Memorials to Court: 20. Request for Order to Settle War Refugees on Tolsando Farms

I memorialize the throne on the following matter for reference.

There are about two hundred families of wandering war refugees who fled from Kyongsang Province and live in the districts under the jurisdiction of my Navy Headquarters. These refugees were given accommodations in temporary quarters to pass the winter, but there is no way to get supplies for their relief, and even though they can return to their native homes when peace is restored no one can bear to see them die of starvation in the meantime. Following my letter addressed to Chief State Councilor Yu Song-nyong, an official dispatch arrived from the Border Defense Command, “If there are arable lands on the islands suitable for agriculture, send the refugees to those islands to cultivate crops and make a living thereon. Take proper measures for the establishment of farm villages as you deem fit.” After careful survey I have found that no other islands are preferable to Tolsando (Tolsan-myon, Yoch’on-gun), because this island lies between my naval station (in Yosu) and Pangtap, which is protected by high mountains all around its vast fertile plains, and inaccessible to thieves or sea-rovers. I have instructed the refugees to enter the island and to commence the spring plowing, which they did with gladness.
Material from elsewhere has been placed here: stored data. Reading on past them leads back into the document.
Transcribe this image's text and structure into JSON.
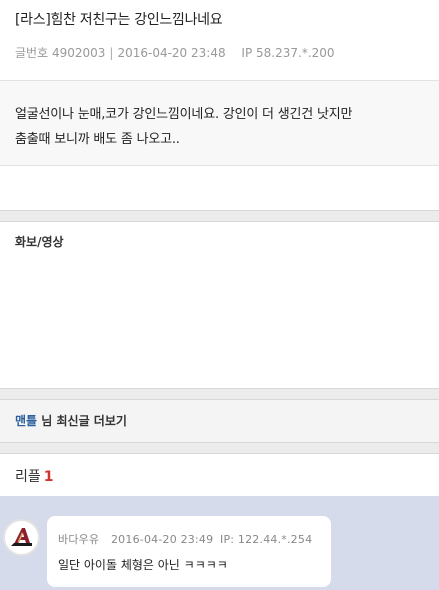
{
  "post": {
    "title": "[라스]힘찬 저친구는 강인느낌나네요",
    "number_label": "글번호",
    "number": "4902003",
    "date": "2016-04-20 23:48",
    "ip_label": "IP",
    "ip": "58.237.*.200",
    "body_line1": "얼굴선이나 눈매,코가 강인느낌이네요. 강인이 더 생긴건 낫지만",
    "body_line2": "춤출때 보니까 배도 좀 나오고.."
  },
  "media": {
    "title": "화보/영상"
  },
  "more": {
    "nick": "맨틀",
    "suffix": " 님 최신글 더보기"
  },
  "replies": {
    "label": "리플",
    "count": "1",
    "items": [
      {
        "nick": "바다우유",
        "date": "2016-04-20 23:49",
        "ip": "IP: 122.44.*.254",
        "text": "일단 아이돌 체형은 아닌 ㅋㅋㅋㅋ",
        "avatar_icon": "arizona-a-logo-icon"
      }
    ]
  },
  "colors": {
    "accent": "#d0342c",
    "nick": "#2b5f9e",
    "reply_bg": "#d6dbeb"
  }
}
When former Royal Supreme Commissioner Hong Chong-nok, Governor Yun Tu-su, Naval Commanders Pak Son, Yi Ch’on, and Yi Yong memorialized the throne about farm cultivation by border guards at my Navy Headquarters, the Ministry of War objected to the plan for the reason that agriculture would interfere with horse-breeding on that island. Now that the country is at war and many people have lost their livelihood, and in any case, the tilling of soil by wandering refugees with not do any harm to horse-breeding, it is earnestly hoped that a royal decree be issued to facilitate both horse-breeding and refugee relief.

Yi, Commander
26th of First Moon in the 21st Year of Wan-li [Kyesa, 1593]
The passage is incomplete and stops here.